Coop de France aspire à de nouveaux outils de régulation
Pour gérer les risques liés à la volatilité accrue des prix, les coopératives doivent s’adapter. En termes de structure, mais également de compétences
GÉRER LA VOLATILITÉ. Très mouvementée entre 2000 et 2003, la restructuration du secteur coopératif s’était apaisée. Mais avec 68 opérations enregistrées sur les 10 premiers mois de l’année, contre 56 en tout l’an passé, 2008 marque une rupture, comme l’a expliqué Philippe Mangin, président de Coop de France, lors d’une conférence organisée le 4 novembre en vue du prochain congrès*. Les seuls mouvements entre coopératives se montent à 35. La volatilité des marchés n’est pas étrangère à cette « nouvelle phase d’alliances ».

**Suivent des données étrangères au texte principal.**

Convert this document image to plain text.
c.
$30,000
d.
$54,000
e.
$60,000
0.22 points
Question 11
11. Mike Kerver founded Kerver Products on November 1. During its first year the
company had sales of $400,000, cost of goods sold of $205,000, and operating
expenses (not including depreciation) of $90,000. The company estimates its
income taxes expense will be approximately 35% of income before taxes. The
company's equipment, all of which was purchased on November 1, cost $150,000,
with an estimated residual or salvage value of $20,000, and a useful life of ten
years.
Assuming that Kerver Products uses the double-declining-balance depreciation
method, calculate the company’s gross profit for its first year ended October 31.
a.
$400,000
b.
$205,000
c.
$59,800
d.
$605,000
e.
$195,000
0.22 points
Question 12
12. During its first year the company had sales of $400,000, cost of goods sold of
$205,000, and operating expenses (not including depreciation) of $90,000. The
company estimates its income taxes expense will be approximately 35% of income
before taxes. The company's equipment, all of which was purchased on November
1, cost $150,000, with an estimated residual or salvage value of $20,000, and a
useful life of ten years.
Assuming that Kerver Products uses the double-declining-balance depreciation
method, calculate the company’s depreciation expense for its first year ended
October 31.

Un périmètre coopératif mouvementé
Les décisions de restructurations ont pour certaines été motivées par le développement à l’international, à l’instar des achats opérés par Malteurop aux Etats-Unis et en Russie ou de l’essor d’InVivo/Evialis au Brésil. L’évolution du secteur coopératif résulte aussi de partenariats engagés avec des entreprises de l’aval – y compris à capitaux familiaux – pour peser davantage face à la grande distribution. Mais les rapprochements visent souvent à consolider des structures : « Pour maîtriser les risques liés à la volatilité accrue des cours des matières premières, l’effet de taille est important », assure Philippe Mangin. L’union entre EpiCentre et Agralys en est une bonne illustration. La physionomie des filières des grandes cultures a particulièrement évolué. Et pour cause, en un an, le contexte de marché a « radicalement changé », rappelle Hubert Grallet, président de Coop de France Métiers du grain. Plus que les prix, redescendus aux niveaux de 2006 – voire en dessous –, c’est la volatilité qui bouleverse les habitudes. Diversification des modalités de paiement des adhérents, recours accru aux marchés à terme… « Avec des prix qui varient de 10 % par jour, nous devons nous adapter en permanence, vis-à-vis des agriculteurs comme de nos clients », témoigne Hubert Grallet. Et Philippe Mangin d’appuyer : « La gestion des risques est un challenge ! Il nous faut des compétences nouvelles ». Pour les coopératives, « la volatilité qui s’installe sur les marchés agricoles est insupportable et nous ne savons pas la gérer du producteur au consommateur ». « Nous devons inventer au sein des filières des instruments de régulation alternatifs à ceux que la Pac n’assure plus. » Cela passe par des mécanismes de contractualisation, de lissage de la volatilité, voire par la constitution de stocks stratégiques en France.
Tension des négociations avec les GMS
Confrontées aux oscillations des cours des matières premières, les entreprises coopératives doivent de surcroît composer avec des conditions de marché détériorées sur l’aval. En cause ? La LME. « Ses conséquences nous inquiètent énormément », assène Philippe Mangin. Coop de France, comme l’Ania, avait contesté le projet de loi et plaidé pour la poursuite de la loi Chatel, permettant selon eux de baisser les prix en rayon. Par ailleurs, « nous souhaitions que la notion de contrepartie soit prise en compte ». Et elle l’est. Sur le papier… mais pas sur le terrain. « C’est la loi de la jungle ! », s’insurge Philippe Mangin. « La plupart des opérateurs de la grande distribution refusent toute proposition de tarifs, donc les conditions générales de vente. » En parallèle, les GMS expliquent que les prix ne baisseront pas autant qu’annoncé. « Cette loi a créé de faux espoirs auprès des consommateurs », estime Philippe Mangin qui craint que « les agriculteurs payent deux fois la note : celle de la conjoncture et celle de la LME. Il est urgent qu’un point d’étape soit fait ! » Coop de France attend donc beaucoup de la commission d’examens des pratiques commerciales.
Avec 3 200 entreprises, 12 700 Cuma, 80 Md€ de CA et 150 000 emplois, « les coopératives représentent une composante importante de la ferme France et nous travaillons au renforcement de son poids », affirme Philippe Mangin. La fédération lance d’ailleurs un plan de communication sur trois ans pour mieux faire connaître les fondements de la coopérative et la force qu’elle représente auprès des décideurs. Même si le profit reste le moteur, ces structures « n’ont pas de logique virtuelle, comme celle qui a fait exploser le système financier, assure Philippe Mangin. Nous sommes dans une économie réelle et durable, avec une vision à moyen terme, ce qui n’est pas toujours entendu ».
(*) : 1er congrès de Coop de France les 12 et 13 novembre.